Ucraina. Nuovi attacchi: morti a Bryansk e Sloviansk. Zelensky, ‘Colpita fabbrica militare russa’

di Guido Keller

Nuova escalation di attacchi tra Russia e Ucraina. Nelle ultime ore bombardamenti e operazioni militari hanno colpito sia il territorio russo sia diverse città ucraine, provocando vittime e decine di feriti mentre sul fronte diplomatico si riapre uno spiraglio per possibili negoziati.
In Russia, sei persone sono morte e almeno 37 sono rimaste ferite a seguito di un attacco missilistico che ha colpito la città di Bryansk, nell’ovest del Paese. Secondo le autorità russe, il bombardamento sarebbe stato condotto dalle forze armate ucraine. Il presidente ucraino Volodymyr Zelensky ha rivendicato l’operazione affermando che l’obiettivo era una fabbrica militare considerata strategica per l’industria bellica russa.

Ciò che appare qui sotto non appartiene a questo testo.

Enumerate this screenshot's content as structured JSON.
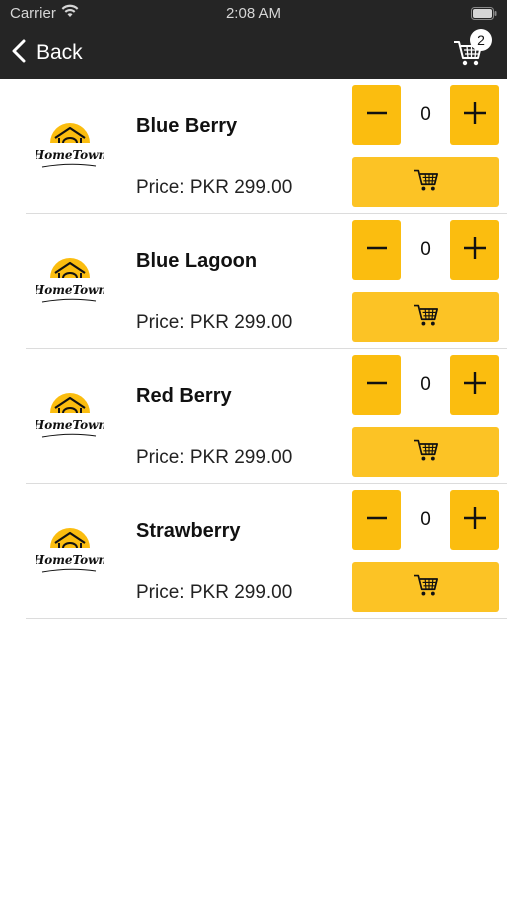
{
  "status_bar": {
    "carrier": "Carrier",
    "time": "2:08 AM",
    "wifi_icon": "wifi-icon",
    "battery_icon": "battery-icon"
  },
  "nav": {
    "back_label": "Back",
    "back_icon": "chevron-left-icon",
    "cart_icon": "shopping-cart-icon",
    "cart_count": "2"
  },
  "colors": {
    "nav_background": "#252525",
    "button_yellow": "#fbbd0f",
    "cart_button_yellow": "#fcc325",
    "logo_sun": "#fbbd0f"
  },
  "products": [
    {
      "name": "Blue Berry",
      "price": "Price: PKR 299.00",
      "quantity": "0"
    },
    {
      "name": "Blue Lagoon",
      "price": "Price: PKR 299.00",
      "quantity": "0"
    },
    {
      "name": "Red Berry",
      "price": "Price: PKR 299.00",
      "quantity": "0"
    },
    {
      "name": "Strawberry",
      "price": "Price: PKR 299.00",
      "quantity": "0"
    }
  ],
  "product_logo": {
    "text": "HomeTown",
    "icon": "hometown-logo-icon"
  },
  "row_icons": {
    "minus": "minus-icon",
    "plus": "plus-icon",
    "add_to_cart": "add-to-cart-icon"
  }
}
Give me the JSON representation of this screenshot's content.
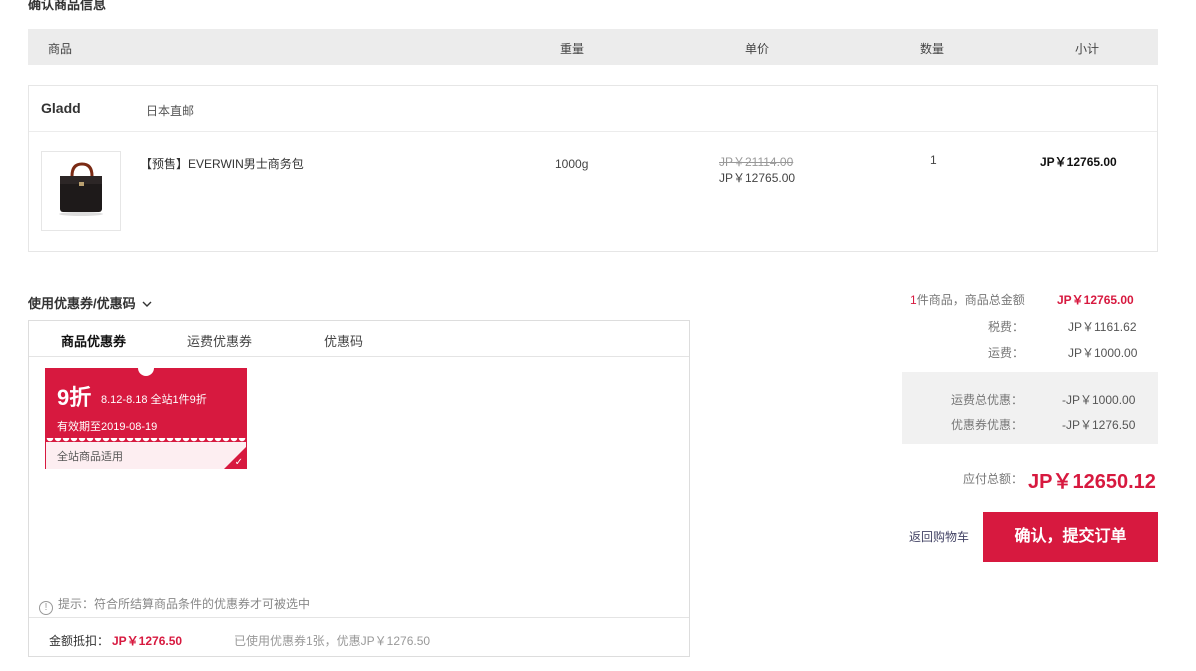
{
  "section_title": "确认商品信息",
  "table_header": {
    "product": "商品",
    "weight": "重量",
    "unit_price": "单价",
    "quantity": "数量",
    "subtotal": "小计"
  },
  "shop": {
    "name": "Gladd",
    "tag": "日本直邮",
    "item": {
      "name": "【预售】EVERWIN男士商务包",
      "weight": "1000g",
      "original_price": "JP￥21114.00",
      "price": "JP￥12765.00",
      "quantity": "1",
      "subtotal": "JP￥12765.00"
    }
  },
  "coupon_section": {
    "toggle_label": "使用优惠券/优惠码",
    "tabs": [
      "商品优惠券",
      "运费优惠券",
      "优惠码"
    ],
    "active_tab": 0,
    "coupon": {
      "big": "9折",
      "desc": "8.12-8.18 全站1件9折",
      "validity": "有效期至2019-08-19",
      "scope": "全站商品适用",
      "selected": true
    },
    "tip": "提示：符合所结算商品条件的优惠券才可被选中",
    "deduction_label": "金额抵扣：",
    "deduction_amount": "JP￥1276.50",
    "deduction_note": "已使用优惠券1张，优惠JP￥1276.50"
  },
  "summary": {
    "items_count": "1",
    "items_label": "件商品，商品总金额",
    "items_total": "JP￥12765.00",
    "tax_label": "税费：",
    "tax": "JP￥1161.62",
    "shipping_label": "运费：",
    "shipping": "JP￥1000.00",
    "shipping_discount_label": "运费总优惠：",
    "shipping_discount": "-JP￥1000.00",
    "coupon_discount_label": "优惠券优惠：",
    "coupon_discount": "-JP￥1276.50",
    "payable_label": "应付总额：",
    "payable": "JP￥12650.12"
  },
  "actions": {
    "back_label": "返回购物车",
    "submit_label": "确认，提交订单"
  },
  "colors": {
    "accent": "#d7193f",
    "header_bg": "#ececec"
  }
}
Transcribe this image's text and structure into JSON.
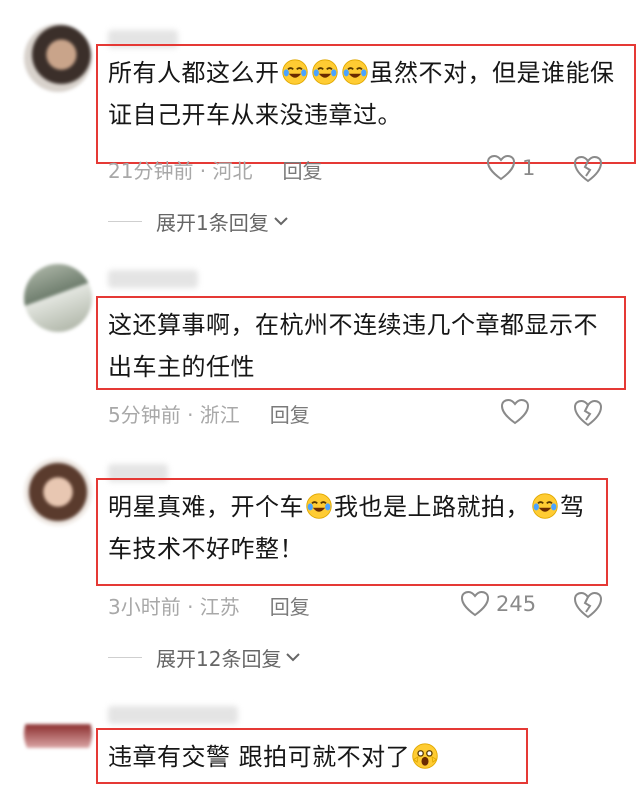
{
  "comments": [
    {
      "text_before": "所有人都这么开",
      "emoji_count": 3,
      "text_after": "虽然不对，但是谁能保证自己开车从来没违章过。",
      "time": "21分钟前 · 河北",
      "reply_label": "回复",
      "likes": "1",
      "expand_label": "展开1条回复"
    },
    {
      "text": "这还算事啊，在杭州不连续违几个章都显示不出车主的任性",
      "time": "5分钟前 · 浙江",
      "reply_label": "回复"
    },
    {
      "text_before": "明星真难，开个车",
      "text_middle": "我也是上路就拍，",
      "text_after": "驾车技术不好咋整！",
      "time": "3小时前 · 江苏",
      "reply_label": "回复",
      "likes": "245",
      "expand_label": "展开12条回复"
    },
    {
      "text": "违章有交警 跟拍可就不对了"
    }
  ],
  "colors": {
    "highlight_border": "#e53935",
    "text": "#161616",
    "meta": "#a8a8a8"
  },
  "icons": [
    "laughing-tears-emoji",
    "heart-outline-icon",
    "broken-heart-icon",
    "chevron-down-icon",
    "shocked-face-emoji"
  ]
}
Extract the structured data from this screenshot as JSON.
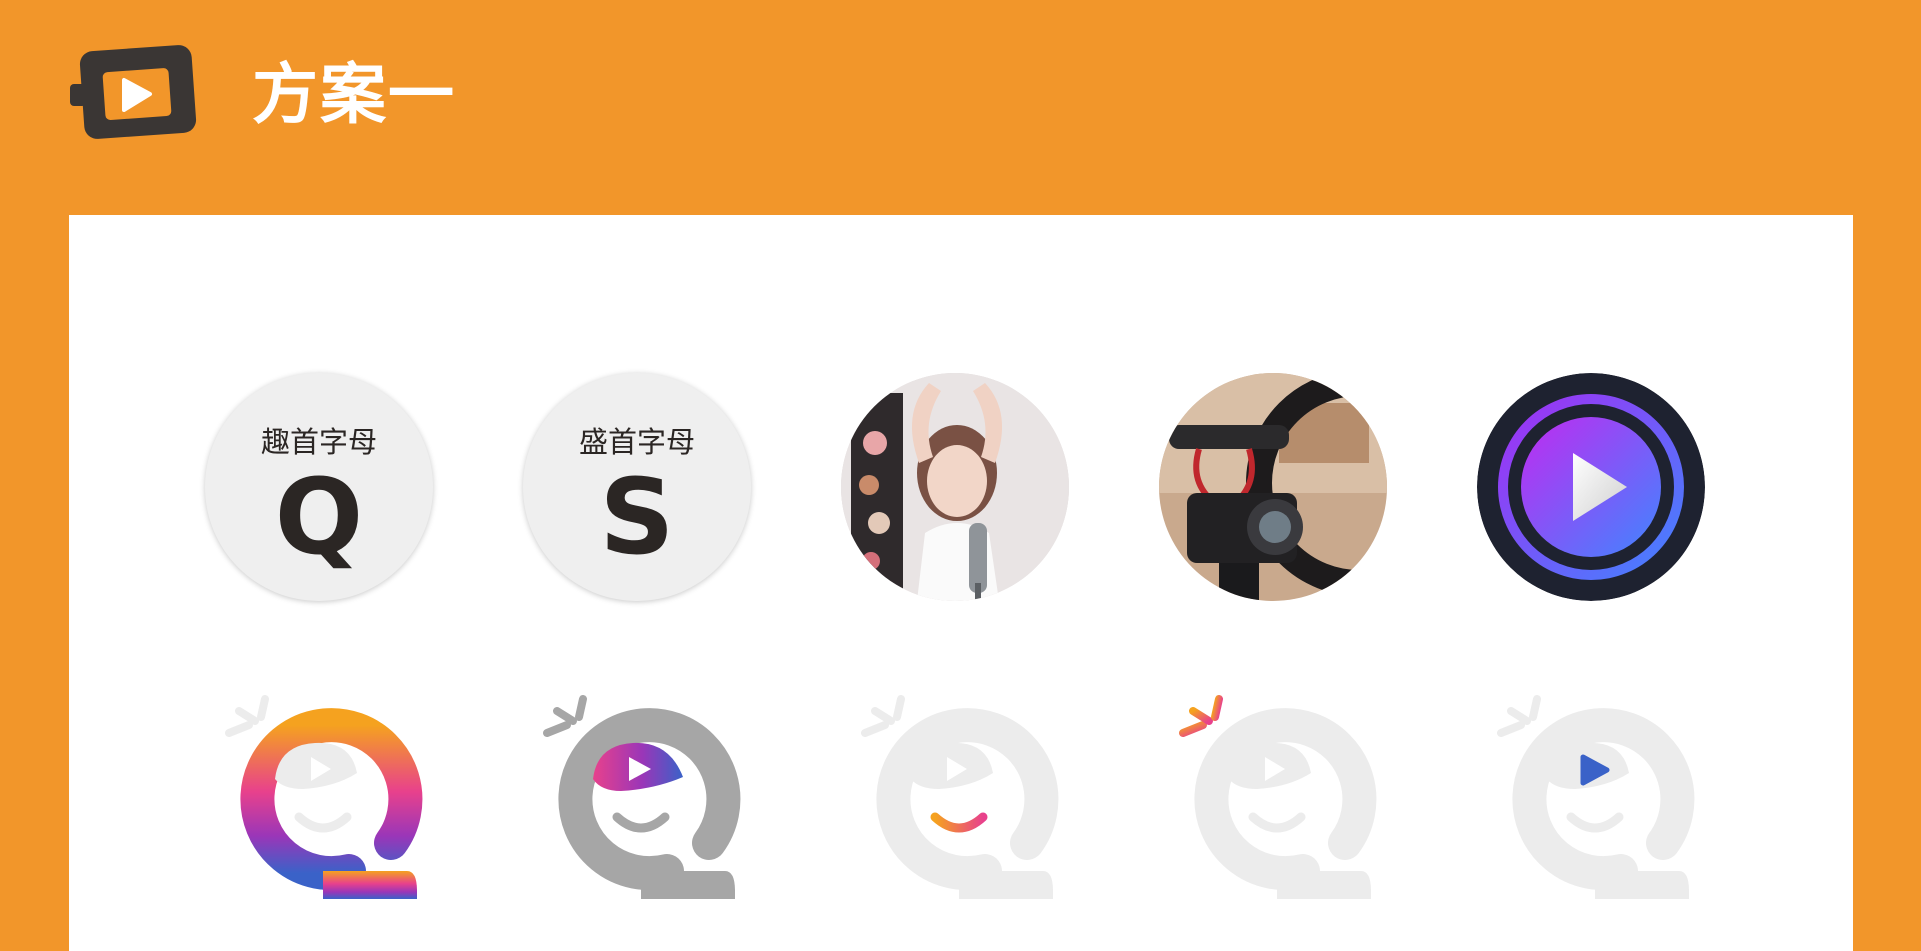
{
  "header": {
    "title": "方案一",
    "logo_icon": "video-play-icon"
  },
  "colors": {
    "background": "#F2962A",
    "panel": "#FFFFFF",
    "logo_dark": "#3a3634",
    "text_dark": "#2b2624",
    "placeholder_gray": "#ececec",
    "mid_gray": "#a6a6a6",
    "gradient_orange": "#F5A21F",
    "gradient_pink": "#E8418C",
    "gradient_purple": "#7E35C4",
    "gradient_blue": "#3A62C8",
    "play_purple": "#B02FF2",
    "play_blue": "#4A7BFF",
    "play_dark": "#1e2230"
  },
  "avatars": [
    {
      "kind": "letter",
      "caption": "趣首字母",
      "letter": "Q"
    },
    {
      "kind": "letter",
      "caption": "盛首字母",
      "letter": "S"
    },
    {
      "kind": "photo",
      "subject": "streamer-portrait"
    },
    {
      "kind": "photo",
      "subject": "camera-with-ring-light"
    },
    {
      "kind": "icon",
      "icon": "play-button-icon"
    }
  ],
  "logo_variants": [
    {
      "name": "full-gradient"
    },
    {
      "name": "gray-with-gradient-play"
    },
    {
      "name": "light-with-gradient-smile"
    },
    {
      "name": "light-with-gradient-sparks"
    },
    {
      "name": "light-with-blue-play"
    }
  ]
}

Nel suo consueto messaggio serale pubblicato sui social, Zelensky ha dichiarato che “i nostri soldati hanno colpito una delle principali fabbriche militari russe a Bryansk”. Secondo il leader ucraino, lo stabilimento produceva componenti elettronici e parti destinate ai missili russi. L’attacco, ha aggiunto, rappresenta “una risposta del tutto giustificata all’aggressore”.
Parallelamente al fronte terrestre, cresce la tensione anche sul piano marittimo. Una petroliera russa di gas naturale liquefatto, la Arctic Metagaz, è stata danneggiata la scorsa settimana da un drone marino mentre navigava nel Mediterraneo. L’esplosione ha provocato un ampio squarcio nello scafo dell’imbarcazione, che si trovava a circa 150 miglia nautiche a sud-est di Malta.
Le autorità maltesi stanno monitorando con attenzione la situazione e hanno predisposto un piano di emergenza nel caso in cui la nave dovesse avvicinarsi alle coste dell’arcipelago. Attualmente la petroliera si trova fuori dalle acque territoriali maltesi, ma se dovesse raggiungere il limite delle 12 miglia nautiche il governo potrebbe intervenire per rimorchiarla lontano dalle isole o impedirne l’avvicinamento.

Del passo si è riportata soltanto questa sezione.